Probablemente, para ellos mis horas con Erdon son inútiles, porque solo esperan ver mi poder. Sin embargo, sé que gracias a la paciencia de Erdon y mi necesidad de seguir, ahora estoy más viva, más presente en mi propio cuerpo, y mucho más capaz de ver las jugadas que antes ignoraba. Y quizá ese sea el verdadero problema para ellos.
Hace unas semanas en una sesión extremadamente frustrante, cuando la luz azul de la gema parpadeó entre mis manos y se apagó, Erdon decidió que era un buen momento para hablarme por primera vez de La Convergencia de los Dominios. Sabía que él siempre elegía el instante preciso, y esta vez quería que mi rabia por el fracaso se transformara en la urgencia por un objetivo real.
—Ya no pueden esconderla, señorita —dijo sin más Erdon—. La Convergencia de los Dominios es en unas semanas y, por supuesto, debe acudir.
Me miró mientras retiraba de mi mano la gema para colocarla de nuevo en su pedestal. Me recosté en mi asiento con las manos entre la cabeza. La frustración era palpable, pero él continuó con la explicación de La Convergencia.
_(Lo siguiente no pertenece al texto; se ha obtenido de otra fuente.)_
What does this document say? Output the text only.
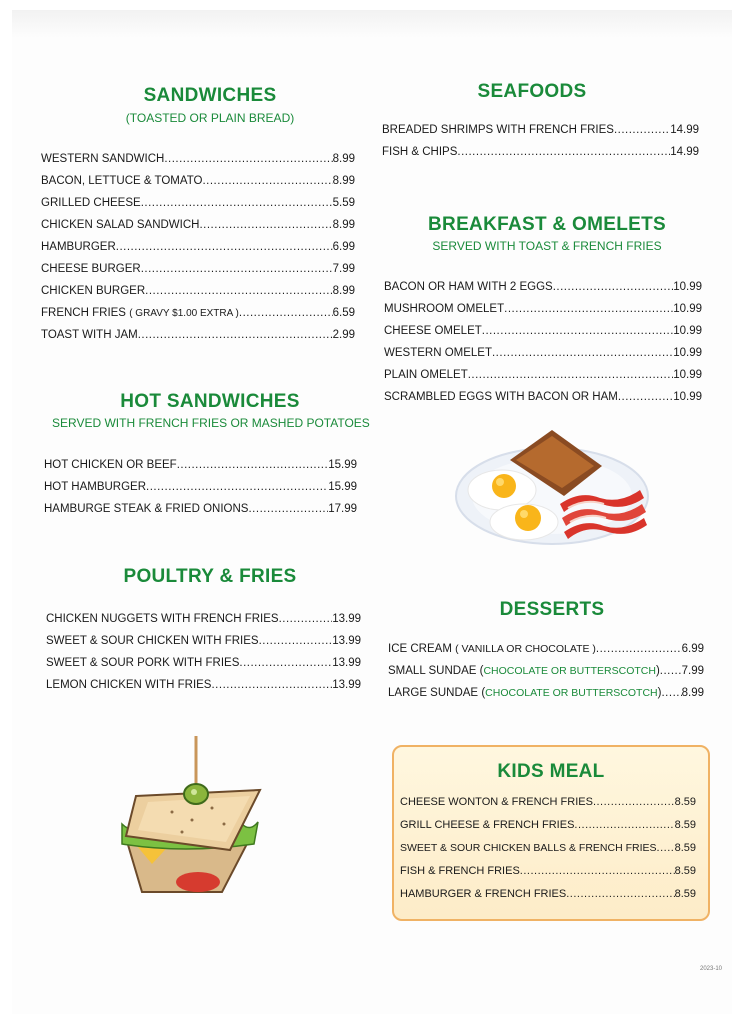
SANDWICHES
(TOASTED OR PLAIN BREAD)
WESTERN SANDWICH .....	8.99
BACON, LETTUCE & TOMATO .....	8.99
GRILLED CHEESE .....	5.59
CHICKEN SALAD SANDWICH .....	8.99
HAMBURGER .....	6.99
CHEESE BURGER .....	7.99
CHICKEN BURGER .....	8.99
FRENCH FRIES
( GRAVY $1.00 EXTRA ) .....	6.59
TOAST WITH JAM .....	2.99
HOT SANDWICHES
SERVED WITH FRENCH FRIES OR MASHED POTATOES
HOT CHICKEN OR BEEF .....	15.99
HOT HAMBURGER .....	15.99
HAMBURGE STEAK & FRIED ONIONS .....	17.99
POULTRY & FRIES
CHICKEN NUGGETS WITH FRENCH FRIES .....	13.99
SWEET & SOUR CHICKEN WITH FRIES .....	13.99
SWEET & SOUR PORK WITH FRIES .....	13.99
LEMON CHICKEN WITH FRIES .....	13.99
SEAFOODS
BREADED SHRIMPS WITH FRENCH FRIES .....	14.99
FISH & CHIPS .....	14.99
BREAKFAST & OMELETS
SERVED WITH TOAST & FRENCH FRIES
BACON OR HAM WITH 2 EGGS .....	10.99
MUSHROOM OMELET .....	10.99
CHEESE OMELET .....	10.99
WESTERN OMELET .....	10.99
PLAIN OMELET .....	10.99
SCRAMBLED EGGS WITH BACON OR HAM .....	10.99
DESSERTS
ICE CREAM
( VANILLA OR CHOCOLATE ) .....	6.99
SMALL SUNDAE
( CHOCOLATE OR BUTTERSCOTCH ) ..... 7.99
LARGE SUNDAE
( CHOCOLATE OR BUTTERSCOTCH ) ..... 8.99
KIDS MEAL
CHEESE WONTON & FRENCH FRIES .....	8.59
GRILL CHEESE & FRENCH FRIES .....	8.59
SWEET & SOUR CHICKEN BALLS & FRENCH FRIES ..... 8.59
FISH & FRENCH FRIES .....	8.59
HAMBURGER & FRENCH FRIES .....	8.59
2023-10
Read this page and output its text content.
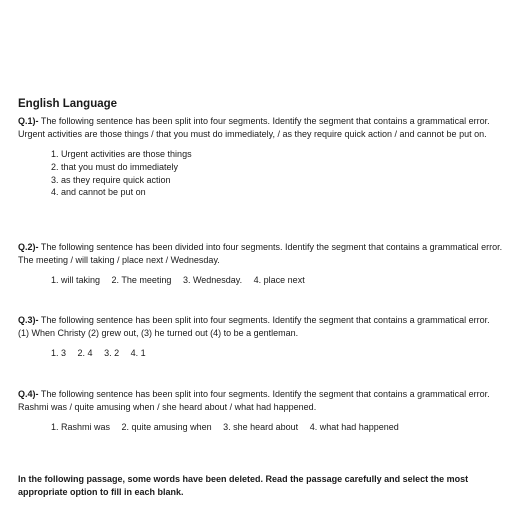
English Language
Q.1)- The following sentence has been split into four segments. Identify the segment that contains a grammatical error.
Urgent activities are those things / that you must do immediately, / as they require quick action / and cannot be put on.
1. Urgent activities are those things
2. that you must do immediately
3. as they require quick action
4. and cannot be put on
Q.2)- The following sentence has been divided into four segments. Identify the segment that contains a grammatical error.
The meeting / will taking / place next / Wednesday.
1. will taking 2. The meeting 3. Wednesday. 4. place next
Q.3)- The following sentence has been split into four segments. Identify the segment that contains a grammatical error.
(1) When Christy (2) grew out, (3) he turned out (4) to be a gentleman.
1. 3 2. 4 3. 2 4. 1
Q.4)- The following sentence has been split into four segments. Identify the segment that contains a grammatical error.
Rashmi was / quite amusing when / she heard about / what had happened.
1. Rashmi was 2. quite amusing when 3. she heard about 4. what had happened
In the following passage, some words have been deleted. Read the passage carefully and select the most appropriate option to fill in each blank.
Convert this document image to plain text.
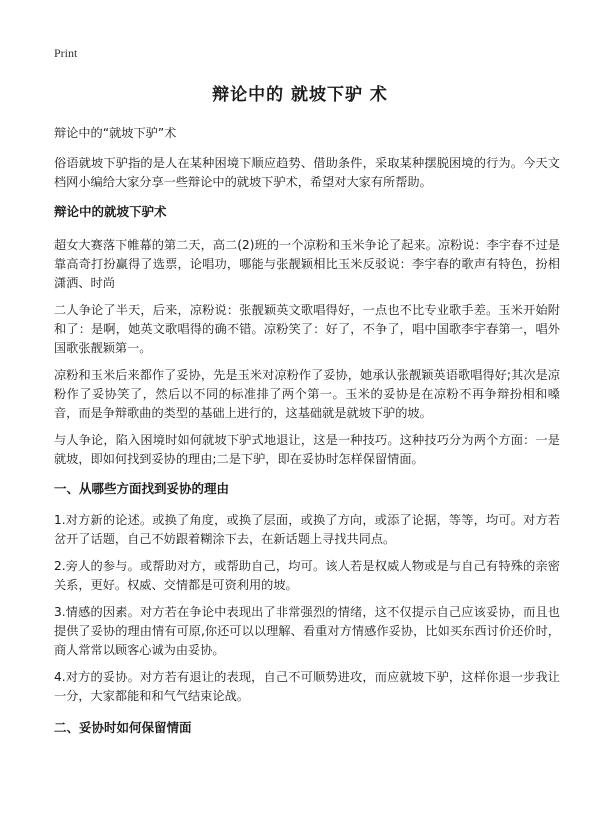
Print
辩论中的 就坡下驴 术

辩论中的“就坡下驴”术

俗语就坡下驴指的是人在某种困境下顺应趋势、借助条件，采取某种摆脱困境的行为。今天文档网小编给大家分享一些辩论中的就坡下驴术，希望对大家有所帮助。

辩论中的就坡下驴术

超女大赛落下帷幕的第二天，高二(2)班的一个凉粉和玉米争论了起来。凉粉说：李宇春不过是靠高奇打扮赢得了选票，论唱功，哪能与张靓颖相比玉米反驳说：李宇春的歌声有特色，扮相潇洒、时尚

二人争论了半天，后来，凉粉说：张靓颖英文歌唱得好，一点也不比专业歌手差。玉米开始附和了：是啊，她英文歌唱得的确不错。凉粉笑了：好了，不争了，唱中国歌李宇春第一，唱外国歌张靓颖第一。

凉粉和玉米后来都作了妥协，先是玉米对凉粉作了妥协，她承认张靓颖英语歌唱得好;其次是凉粉作了妥协笑了，然后以不同的标准排了两个第一。玉米的妥协是在凉粉不再争辩扮相和嗓音，而是争辩歌曲的类型的基础上进行的，这基础就是就坡下驴的坡。

与人争论，陷入困境时如何就坡下驴式地退让，这是一种技巧。这种技巧分为两个方面：一是就坡，即如何找到妥协的理由;二是下驴，即在妥协时怎样保留情面。

一、从哪些方面找到妥协的理由

1.对方新的论述。或换了角度，或换了层面，或换了方向，或添了论据，等等，均可。对方若岔开了话题，自己不妨跟着糊涂下去，在新话题上寻找共同点。

2.旁人的参与。或帮助对方，或帮助自己，均可。该人若是权威人物或是与自己有特殊的亲密关系，更好。权威、交情都是可资利用的坡。

3.情感的因素。对方若在争论中表现出了非常强烈的情绪，这不仅提示自己应该妥协，而且也提供了妥协的理由情有可原,你还可以以理解、看重对方情感作妥协，比如买东西讨价还价时，商人常常以顾客心诚为由妥协。

4.对方的妥协。对方若有退让的表现，自己不可顺势进攻，而应就坡下驴，这样你退一步我让一分，大家都能和和气气结束论战。

二、妥协时如何保留情面
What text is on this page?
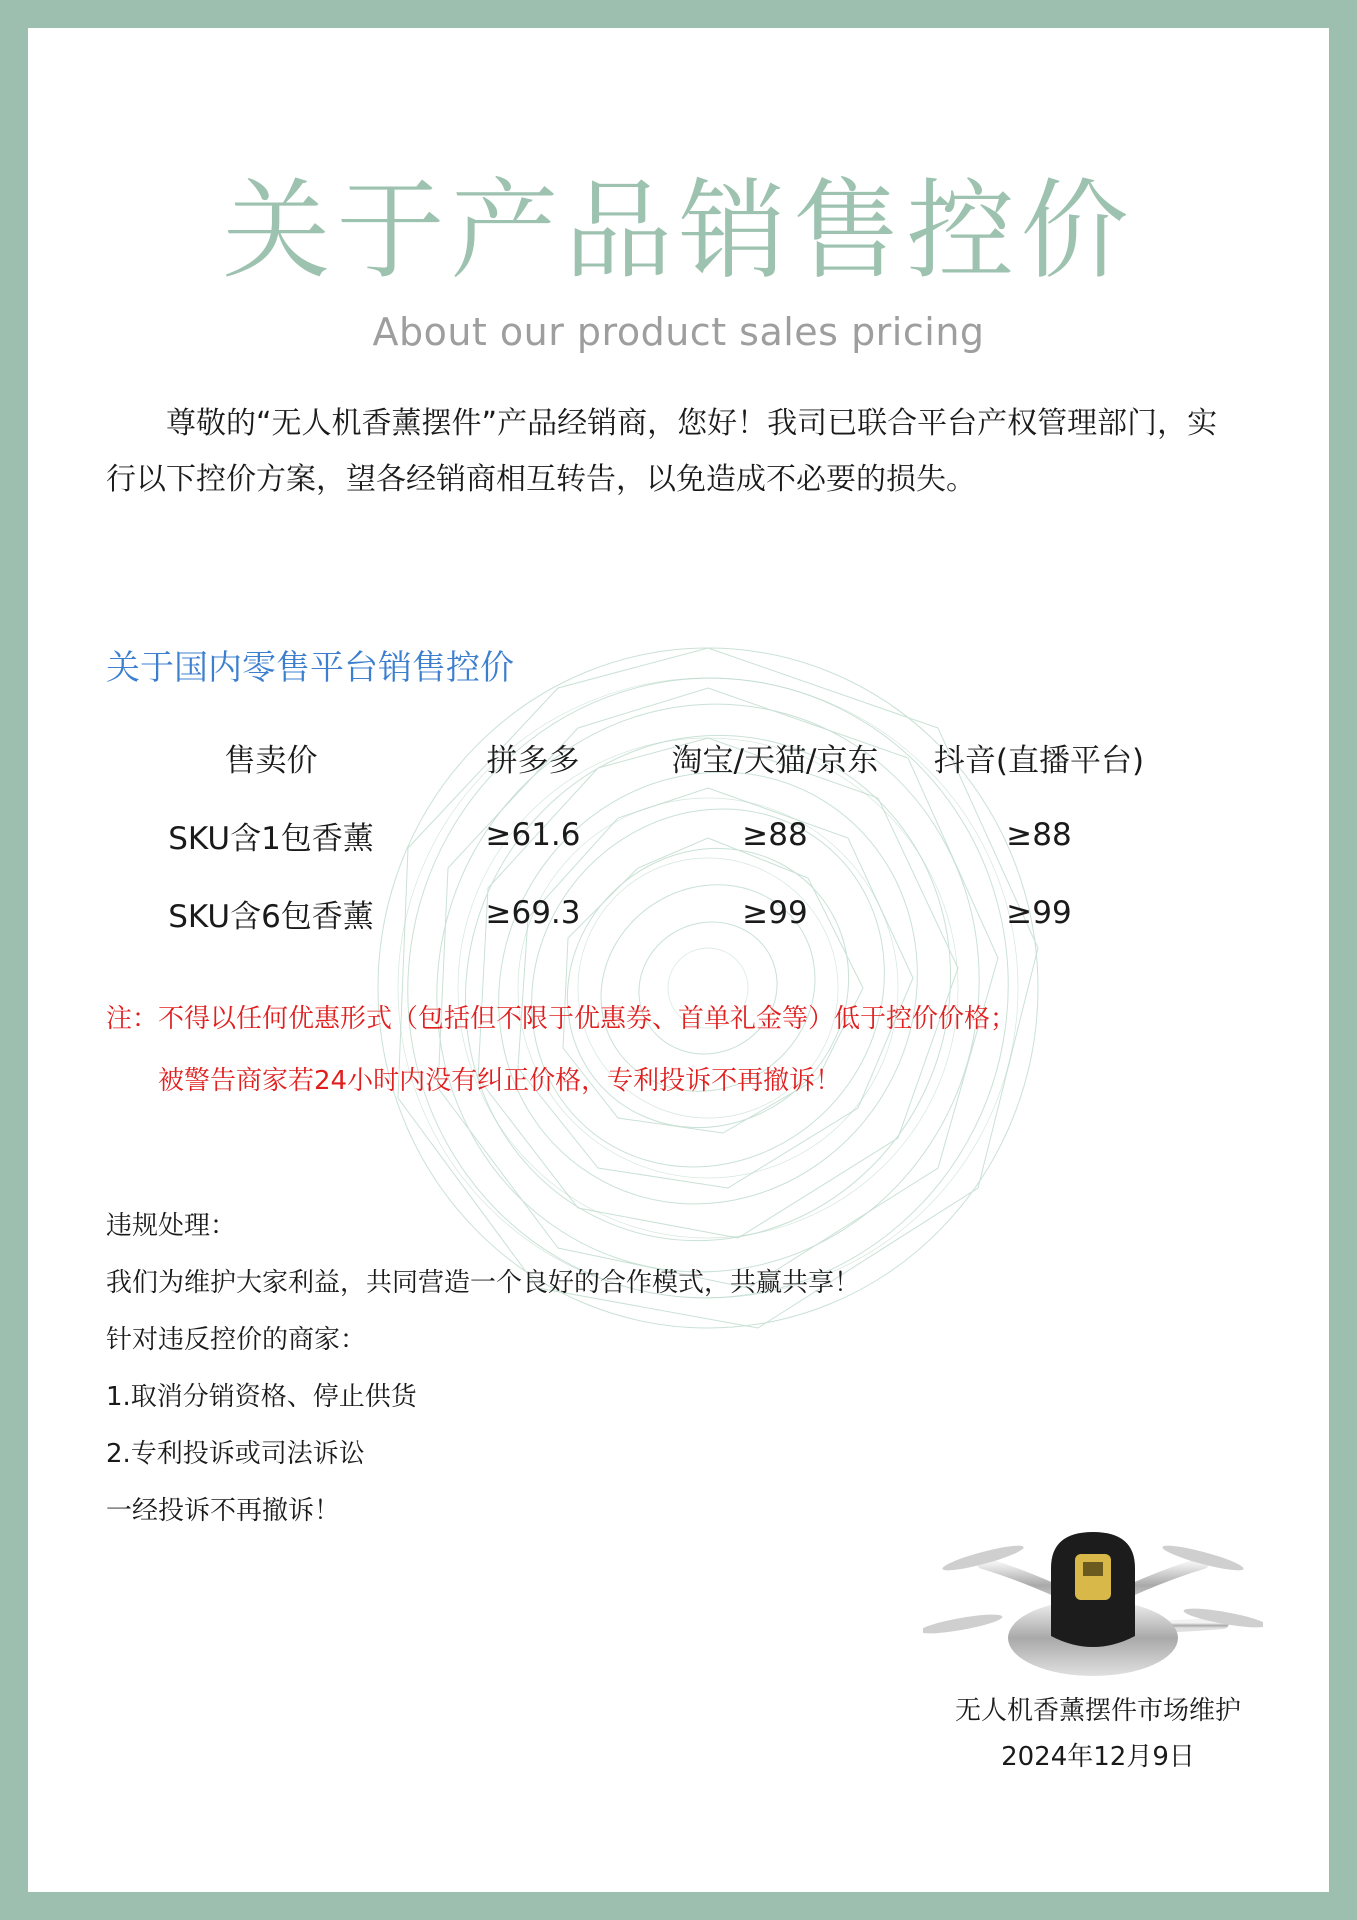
关于产品销售控价
About our product sales pricing
尊敬的“无人机香薰摆件”产品经销商，您好！我司已联合平台产权管理部门，实行以下控价方案，望各经销商相互转告，以免造成不必要的损失。
关于国内零售平台销售控价
售卖价	拼多多	淘宝/天猫/京东	抖音(直播平台)
SKU含1包香薰	≥61.6	≥88	≥88
SKU含6包香薰	≥69.3	≥99	≥99
注：不得以任何优惠形式（包括但不限于优惠券、首单礼金等）低于控价价格；
被警告商家若24小时内没有纠正价格，专利投诉不再撤诉！
违规处理：
我们为维护大家利益，共同营造一个良好的合作模式，共赢共享！
针对违反控价的商家：
1.取消分销资格、停止供货
2.专利投诉或司法诉讼
一经投诉不再撤诉！
无人机香薰摆件市场维护
2024年12月9日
—La Convergencia es el encuentro formal que se lleva a cabo todos los años, donde los Guardianes y Legados de los Seis Dominios se reúnen para revalidar los pactos y asegurar el Equilibrio.
—Estaré en el punto de mira, ¿verdad? —alcancé a decir, sin mirarle. Erdon se sentó a mi lado, mientras organizaba los manuscritos que había sobre la mesa. Tras unos interminables minutos para mí, dijo:
—Por suerte o por desgracia, según lo mire, siempre lo estará. Nunca antes había sucedido algo así, y la verdad… Es que el resto de los Dominios buscan, quieren y necesitan el Equilibrio y ante lo desconocido el Equilibrio corre peligro.
—Por tanto, debo asistir para ser validada, ¿no? Para demostrarles que el Legado de la Oscuridad no es una amenaza descontrolada, sino una pieza ¿fundamental?
Erdon rio. No sé si por mi firmeza, mi incredulidad o mi hartazgo ante todas las personas a las que siempre debo demostrarles todo. Sea como fuere, esa revelación ha redefinido por completo nuestro trabajo desde entonces, porque si mi rabia fue lo que despertó la Oscuridad en la cena, mi ira es ahora nuestro mayor enemigo estando en el punto de mira de tanta gente.
Pasamos los días siguientes entrenando no solo el poder, sino el muro emocional. Ejercicios de respiración. Visualizaciones. Intentos de que mi cuerpo no reaccione a la humillación ni a la rabia, sino que absorba esa energía y la filtre antes de que el caos se manifieste. Es difícil, es agotador, pero no me asusta, al contrario: sé que es la única manera de salir de estas paredes, de demostrar que no soy solo la hija de mi padre, sino el Legado de la Oscuridad.
Tengo que partir en cuanto amanezca. Miro a mi alrededor, a las sombras de esta sala, a las gemas que me han acompañado. Aquí me perdí y me encontré más tarde… Erdon me mira, y aunque su rostro es serio, sé que su confianza en mí es inquebrantable.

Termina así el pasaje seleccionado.